Netflix has a pretty awesome open source library, they are worth checking out as well. https://netflix.github.io/

It's funny you should mention Netflix. They demoed something called Falkor two years ago that is/was extremely similar to Relay/GraphQL. It's unfortunate that it's made so little progress in the past two years, but it wouldn't surprise me of the talks on Falkor had influenced or inspired Facebook's implementation.

For those that want links:




I remember from a David Nolen talk that Relay/GraphQL and Falkor were actually developed in complete isolation from each other, believe it or not.

The fact that these two companies came up with the same idea independently just reinforces how truly beneficial it must be.

I can't wait to try Om Next's implementation of this concept in my apps!

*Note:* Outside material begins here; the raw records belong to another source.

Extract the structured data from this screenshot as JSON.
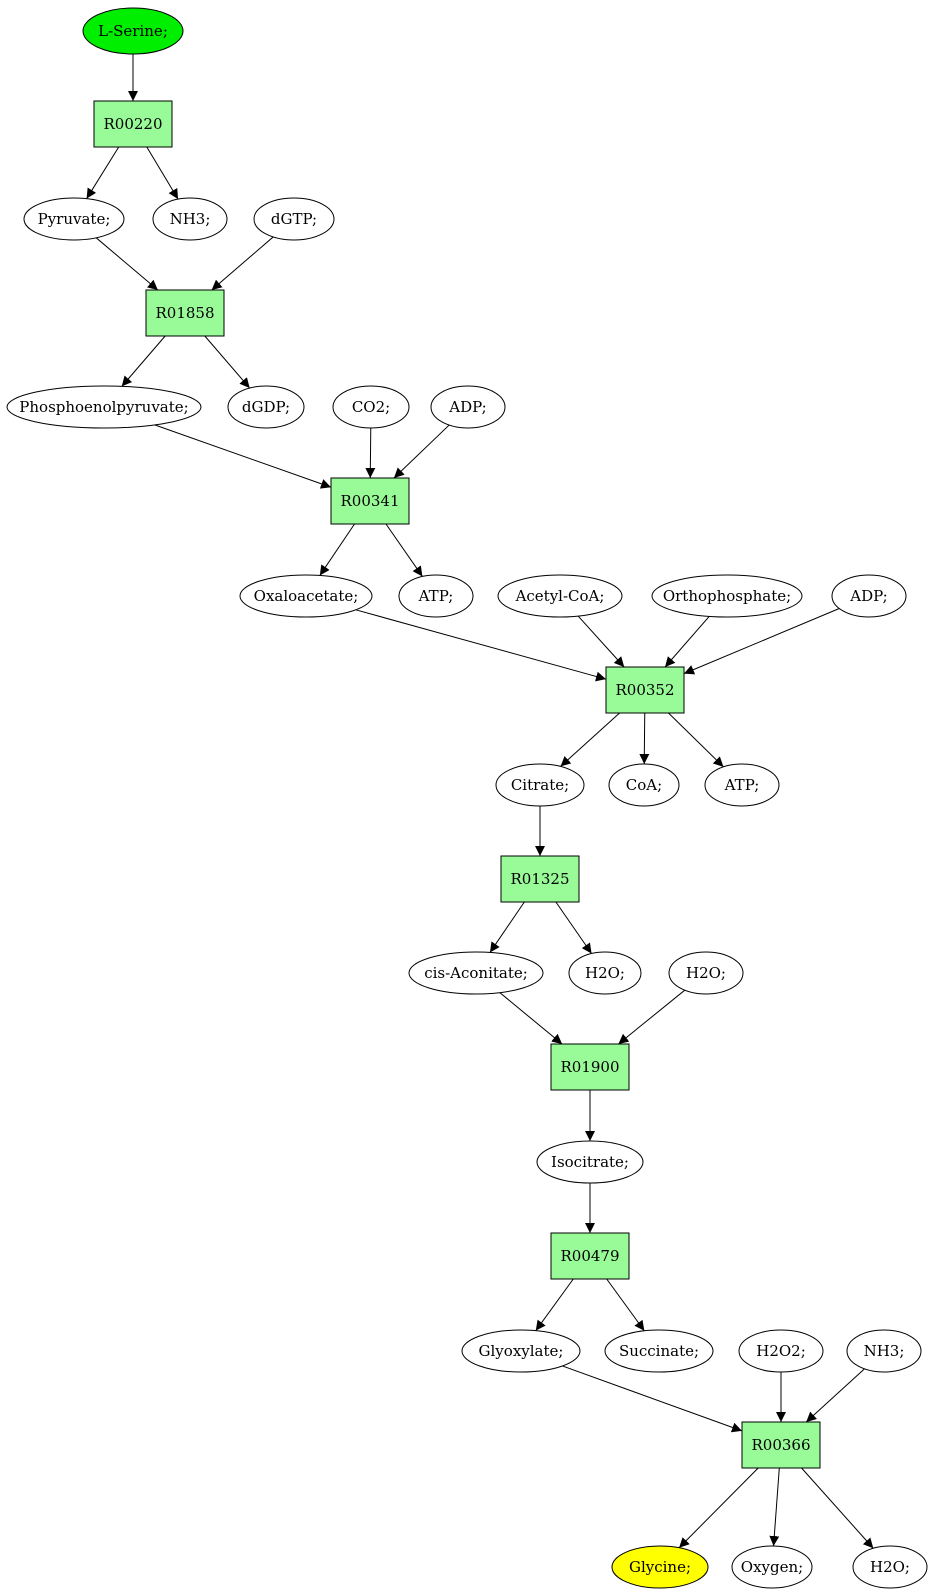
{
  "colors": {
    "background": "#ffffff",
    "compound_fill": "#ffffff",
    "start_fill": "#00ee00",
    "end_fill": "#ffff00",
    "reaction_fill": "#98fb98",
    "stroke": "#000000"
  },
  "nodes": {
    "serine": "L-Serine;",
    "r00220": "R00220",
    "pyruvate": "Pyruvate;",
    "nh3_a": "NH3;",
    "dgtp": "dGTP;",
    "r01858": "R01858",
    "pep": "Phosphoenolpyruvate;",
    "dgdp": "dGDP;",
    "co2": "CO2;",
    "adp_a": "ADP;",
    "r00341": "R00341",
    "oxaloacetate": "Oxaloacetate;",
    "atp_a": "ATP;",
    "acetylcoa": "Acetyl-CoA;",
    "orthophosphate": "Orthophosphate;",
    "adp_b": "ADP;",
    "r00352": "R00352",
    "citrate": "Citrate;",
    "coa": "CoA;",
    "atp_b": "ATP;",
    "r01325": "R01325",
    "cisaconitate": "cis-Aconitate;",
    "h2o_a": "H2O;",
    "h2o_b": "H2O;",
    "r01900": "R01900",
    "isocitrate": "Isocitrate;",
    "r00479": "R00479",
    "glyoxylate": "Glyoxylate;",
    "succinate": "Succinate;",
    "h2o2": "H2O2;",
    "nh3_b": "NH3;",
    "r00366": "R00366",
    "glycine": "Glycine;",
    "oxygen": "Oxygen;",
    "h2o_c": "H2O;"
  },
  "edges": [
    [
      "serine",
      "r00220"
    ],
    [
      "r00220",
      "pyruvate"
    ],
    [
      "r00220",
      "nh3_a"
    ],
    [
      "pyruvate",
      "r01858"
    ],
    [
      "dgtp",
      "r01858"
    ],
    [
      "r01858",
      "pep"
    ],
    [
      "r01858",
      "dgdp"
    ],
    [
      "pep",
      "r00341"
    ],
    [
      "co2",
      "r00341"
    ],
    [
      "adp_a",
      "r00341"
    ],
    [
      "r00341",
      "oxaloacetate"
    ],
    [
      "r00341",
      "atp_a"
    ],
    [
      "oxaloacetate",
      "r00352"
    ],
    [
      "acetylcoa",
      "r00352"
    ],
    [
      "orthophosphate",
      "r00352"
    ],
    [
      "adp_b",
      "r00352"
    ],
    [
      "r00352",
      "citrate"
    ],
    [
      "r00352",
      "coa"
    ],
    [
      "r00352",
      "atp_b"
    ],
    [
      "citrate",
      "r01325"
    ],
    [
      "r01325",
      "cisaconitate"
    ],
    [
      "r01325",
      "h2o_a"
    ],
    [
      "cisaconitate",
      "r01900"
    ],
    [
      "h2o_b",
      "r01900"
    ],
    [
      "r01900",
      "isocitrate"
    ],
    [
      "isocitrate",
      "r00479"
    ],
    [
      "r00479",
      "glyoxylate"
    ],
    [
      "r00479",
      "succinate"
    ],
    [
      "glyoxylate",
      "r00366"
    ],
    [
      "h2o2",
      "r00366"
    ],
    [
      "nh3_b",
      "r00366"
    ],
    [
      "r00366",
      "glycine"
    ],
    [
      "r00366",
      "oxygen"
    ],
    [
      "r00366",
      "h2o_c"
    ]
  ]
}
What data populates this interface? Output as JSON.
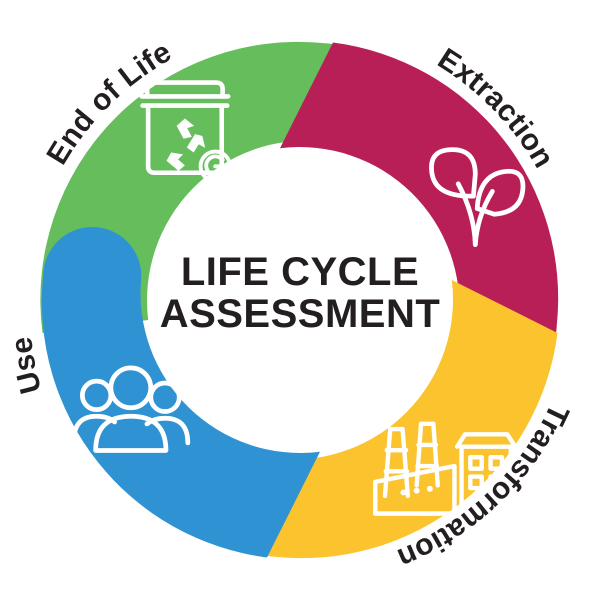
{
  "figure": {
    "title_line_1": "LIFE CYCLE",
    "title_line_2": "ASSESSMENT",
    "title_color": "#231f20",
    "background_color": "#ffffff",
    "type": "cycle-diagram",
    "segment_count": 4,
    "rotation_direction": "clockwise"
  },
  "segments": [
    {
      "id": "extraction",
      "label": "Extraction",
      "color": "#b81f56",
      "icon": "sprout-icon",
      "icon_color": "#ffffff",
      "position": "top-right",
      "order": 1,
      "start_angle_deg": -62,
      "end_angle_deg": 28
    },
    {
      "id": "transformation",
      "label": "Transformation",
      "color": "#fbc32e",
      "icon": "factory-icon",
      "icon_color": "#ffffff",
      "position": "bottom-right",
      "order": 2,
      "start_angle_deg": 28,
      "end_angle_deg": 118
    },
    {
      "id": "use",
      "label": "Use",
      "color": "#2f93d3",
      "icon": "people-group-icon",
      "icon_color": "#ffffff",
      "position": "bottom-left",
      "order": 3,
      "start_angle_deg": 118,
      "end_angle_deg": 208
    },
    {
      "id": "end-of-life",
      "label": "End of Life",
      "color": "#66bd5c",
      "icon": "recycle-bin-icon",
      "icon_color": "#ffffff",
      "position": "top-left",
      "order": 4,
      "start_angle_deg": 208,
      "end_angle_deg": 298
    }
  ],
  "chart_data": {
    "type": "pie",
    "title": "LIFE CYCLE ASSESSMENT",
    "categories": [
      "Extraction",
      "Transformation",
      "Use",
      "End of Life"
    ],
    "values": [
      25,
      25,
      25,
      25
    ],
    "colors": [
      "#b81f56",
      "#fbc32e",
      "#2f93d3",
      "#66bd5c"
    ],
    "legend": "none",
    "grid": false,
    "notes": "Four equal donut segments forming a continuous clockwise cycle"
  }
}
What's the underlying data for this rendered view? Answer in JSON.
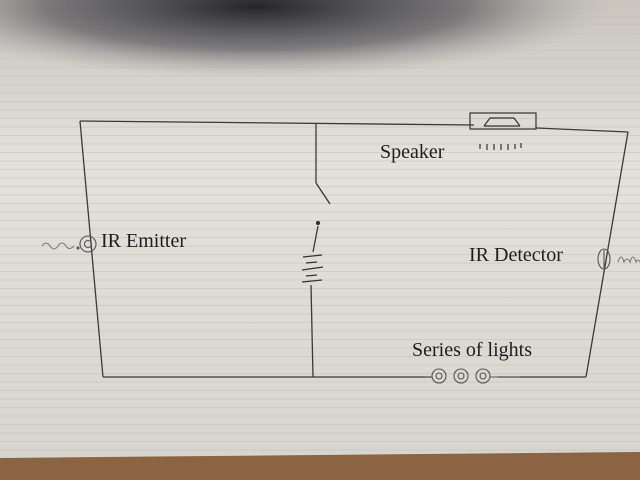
{
  "diagram": {
    "labels": {
      "speaker": "Speaker",
      "ir_emitter": "IR Emitter",
      "ir_detector": "IR Detector",
      "series_of_lights": "Series of lights"
    }
  }
}
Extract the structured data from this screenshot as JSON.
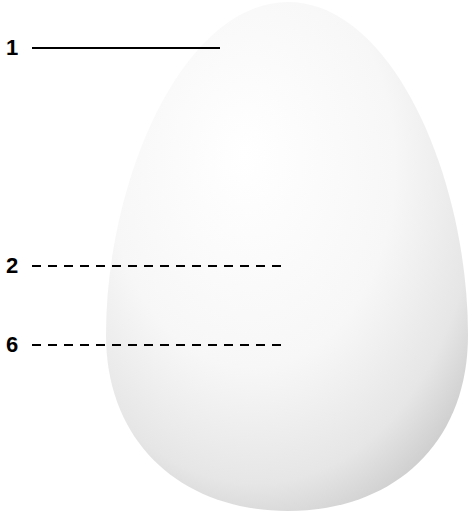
{
  "diagram": {
    "labels": [
      "1",
      "2",
      "6"
    ]
  }
}
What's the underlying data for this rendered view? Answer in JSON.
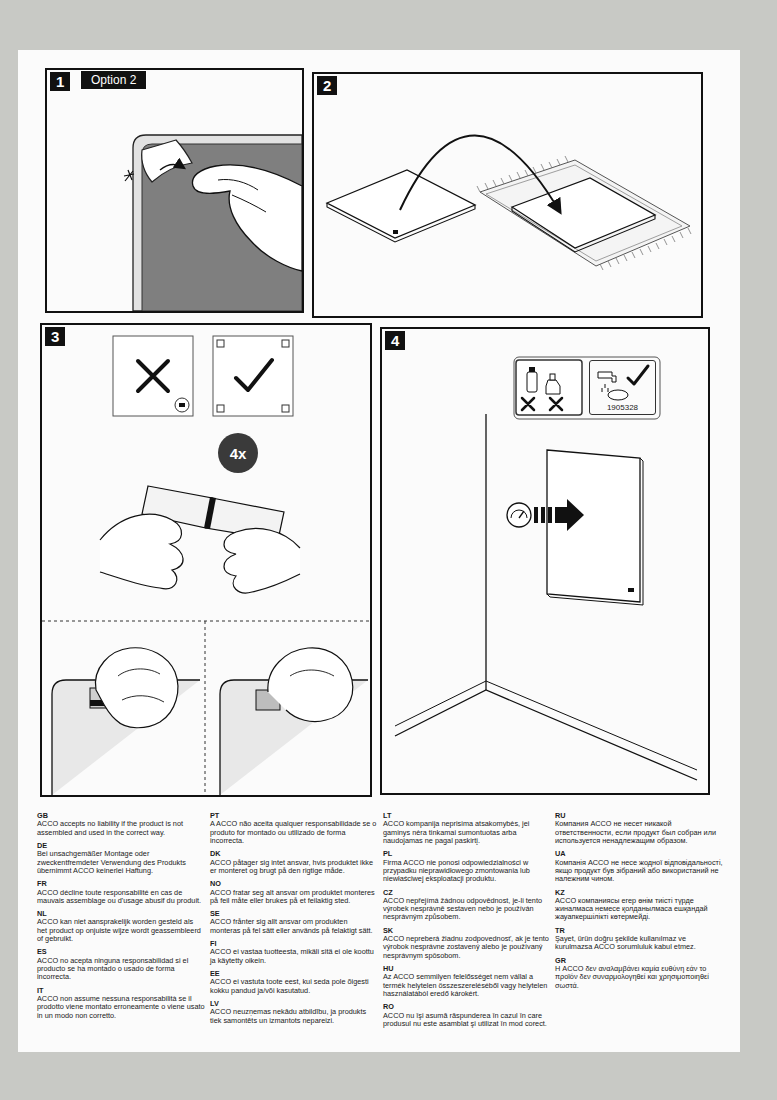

fwiw Jafar announced last week it would be open sourced in the next couple of weeks [1], and a number of people have access already and are helping with documentation and the like.

Falcor and Relay are conceptually similar but Relay is much more of a query engine, and Falcor isn't so much.

[1] https://plus.google.com/events/ca3l6qalpu0uqcce58a379006m0

> two years ago

AFAIK Falcor was announced just six months ago in spring 2015; I assume it is making progress towards a release. Relay wasn't based on it.

You're mistaken. My first exposure to it was a talk at QCon in Nov 2013. It wasn't posted publicly online until Feb 2014, but here's the link: http://www.infoq.com/presentations/netflix-reactive-rest

Edit: I meant to write "...stay light years ahead."